Published on Apr 13, 2021 by Ricky Sommers
Value can be added to farmland in various ways. Some will look at placing system tile in heavier soils for better drainage or adding irrigation units to sandy soils. Some will put marginal acres into waterways and enroll in CRP or other government programs to mitigate erosion. Others will look at raising unique crops with greater returns such as wine grapes, sugar beets, nut trees, and other specialty crops. The fact is that simply raising corn and soybeans can lead to the mercy of China, the commodity brokers, and USDA announcements.
Added value can also be obtained through investing in large animal facilities. Even though the risk is greater, the reward can be greater as well. Well managed large livestock facilities are often lucrative for an investor. Further value can be added if it is an organically certified operation. Most managers of dairy, beef, and sow units look to apply manure as close to the facility as possible to limit the cost of agronomically applying animal nutrient waste. However, finishing swine unit nutrients can be trucked several miles from a facility and still remain economically viable.
Paired analysis indicates that cropland located within two miles of a large animal facility can demand a premium due to high competition from the facility owners for manure application acres. The close proximity to the site helps to control the cost of applying animal waste, along with the benefit of increased fertility and productivity of the soils.

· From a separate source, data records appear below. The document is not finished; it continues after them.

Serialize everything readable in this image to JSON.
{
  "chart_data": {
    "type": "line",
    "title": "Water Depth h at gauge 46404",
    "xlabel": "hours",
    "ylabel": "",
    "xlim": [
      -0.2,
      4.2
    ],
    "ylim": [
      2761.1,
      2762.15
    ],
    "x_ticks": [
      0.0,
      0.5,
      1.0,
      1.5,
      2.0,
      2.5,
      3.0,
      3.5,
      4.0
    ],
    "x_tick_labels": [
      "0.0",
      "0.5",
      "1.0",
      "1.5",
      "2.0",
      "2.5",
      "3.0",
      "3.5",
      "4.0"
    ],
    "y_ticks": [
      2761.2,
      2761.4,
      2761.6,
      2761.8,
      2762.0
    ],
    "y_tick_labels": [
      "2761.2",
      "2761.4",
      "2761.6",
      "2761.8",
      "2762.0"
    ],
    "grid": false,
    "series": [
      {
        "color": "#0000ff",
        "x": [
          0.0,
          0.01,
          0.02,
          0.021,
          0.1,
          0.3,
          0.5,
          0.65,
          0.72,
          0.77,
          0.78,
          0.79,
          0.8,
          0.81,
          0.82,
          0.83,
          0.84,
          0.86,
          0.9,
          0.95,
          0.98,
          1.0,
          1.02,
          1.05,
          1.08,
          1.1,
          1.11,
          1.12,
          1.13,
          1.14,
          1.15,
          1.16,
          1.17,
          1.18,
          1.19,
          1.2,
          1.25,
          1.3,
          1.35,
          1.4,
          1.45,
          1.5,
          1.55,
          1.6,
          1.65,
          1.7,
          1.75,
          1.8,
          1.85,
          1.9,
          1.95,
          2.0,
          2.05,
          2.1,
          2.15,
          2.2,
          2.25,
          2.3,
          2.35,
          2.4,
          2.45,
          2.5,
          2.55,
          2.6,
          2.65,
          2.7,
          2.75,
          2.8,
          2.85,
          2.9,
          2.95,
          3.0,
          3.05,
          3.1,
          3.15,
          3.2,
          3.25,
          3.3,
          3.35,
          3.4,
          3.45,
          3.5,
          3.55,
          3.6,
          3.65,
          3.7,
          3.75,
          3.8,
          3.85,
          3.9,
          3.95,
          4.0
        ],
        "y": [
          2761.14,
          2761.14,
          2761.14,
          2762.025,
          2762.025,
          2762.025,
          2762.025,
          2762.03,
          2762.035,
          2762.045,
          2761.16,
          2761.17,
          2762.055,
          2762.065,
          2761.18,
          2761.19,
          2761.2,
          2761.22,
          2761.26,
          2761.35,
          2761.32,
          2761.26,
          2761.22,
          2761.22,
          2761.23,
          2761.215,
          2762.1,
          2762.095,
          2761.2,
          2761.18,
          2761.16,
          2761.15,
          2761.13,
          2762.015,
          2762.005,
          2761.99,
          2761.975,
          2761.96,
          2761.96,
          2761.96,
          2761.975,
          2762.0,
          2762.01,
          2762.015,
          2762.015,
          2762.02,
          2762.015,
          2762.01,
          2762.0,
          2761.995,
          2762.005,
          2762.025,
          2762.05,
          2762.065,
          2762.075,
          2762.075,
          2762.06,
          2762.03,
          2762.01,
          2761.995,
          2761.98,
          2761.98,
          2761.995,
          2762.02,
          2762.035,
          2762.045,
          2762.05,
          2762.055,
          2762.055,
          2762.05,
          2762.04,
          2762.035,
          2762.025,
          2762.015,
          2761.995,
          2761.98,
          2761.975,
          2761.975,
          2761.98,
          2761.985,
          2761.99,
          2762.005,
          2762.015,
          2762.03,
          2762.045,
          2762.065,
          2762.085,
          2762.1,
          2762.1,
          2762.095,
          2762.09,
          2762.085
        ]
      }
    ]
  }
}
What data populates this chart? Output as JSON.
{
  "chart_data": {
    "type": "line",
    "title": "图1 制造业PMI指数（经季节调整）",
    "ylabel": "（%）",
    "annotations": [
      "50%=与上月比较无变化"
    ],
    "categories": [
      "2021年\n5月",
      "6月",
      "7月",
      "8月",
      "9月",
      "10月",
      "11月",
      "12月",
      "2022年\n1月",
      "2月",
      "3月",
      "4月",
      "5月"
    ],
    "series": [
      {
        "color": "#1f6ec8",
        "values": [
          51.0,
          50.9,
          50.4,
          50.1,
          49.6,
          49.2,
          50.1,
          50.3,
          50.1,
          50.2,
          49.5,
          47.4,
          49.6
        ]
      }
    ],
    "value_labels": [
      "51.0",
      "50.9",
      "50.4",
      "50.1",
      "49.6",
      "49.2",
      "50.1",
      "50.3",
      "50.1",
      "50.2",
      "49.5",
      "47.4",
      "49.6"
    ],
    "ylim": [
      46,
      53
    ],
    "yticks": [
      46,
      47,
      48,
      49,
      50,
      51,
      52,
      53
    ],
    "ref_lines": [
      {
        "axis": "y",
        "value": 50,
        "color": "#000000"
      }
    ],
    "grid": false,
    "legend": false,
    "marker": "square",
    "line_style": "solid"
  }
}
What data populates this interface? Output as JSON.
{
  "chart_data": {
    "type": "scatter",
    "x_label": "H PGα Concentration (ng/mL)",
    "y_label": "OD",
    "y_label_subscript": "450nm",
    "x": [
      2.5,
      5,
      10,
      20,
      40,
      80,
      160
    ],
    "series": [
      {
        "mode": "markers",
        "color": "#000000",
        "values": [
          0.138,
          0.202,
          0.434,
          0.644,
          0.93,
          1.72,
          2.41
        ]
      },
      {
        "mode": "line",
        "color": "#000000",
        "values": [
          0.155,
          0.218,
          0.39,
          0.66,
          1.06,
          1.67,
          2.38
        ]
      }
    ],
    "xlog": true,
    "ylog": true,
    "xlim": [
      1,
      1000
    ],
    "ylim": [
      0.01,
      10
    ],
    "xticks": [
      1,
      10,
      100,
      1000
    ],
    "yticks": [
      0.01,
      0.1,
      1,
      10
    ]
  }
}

When I was a kid, as we would pass by a dairy or hog farm with our windows rolled down due to the lack of air conditioning in our old Pontiac, my mother used to say "that's the smell of money!" She always had a lead foot, and the smell would pass in and out of the car very quickly. Now 50 years later, every time I get a whiff of an animal facility, it seems to linger much longer as I drive by in my GMC air-conditioned truck, but I have to smile and say, “It’s still the smell of money!”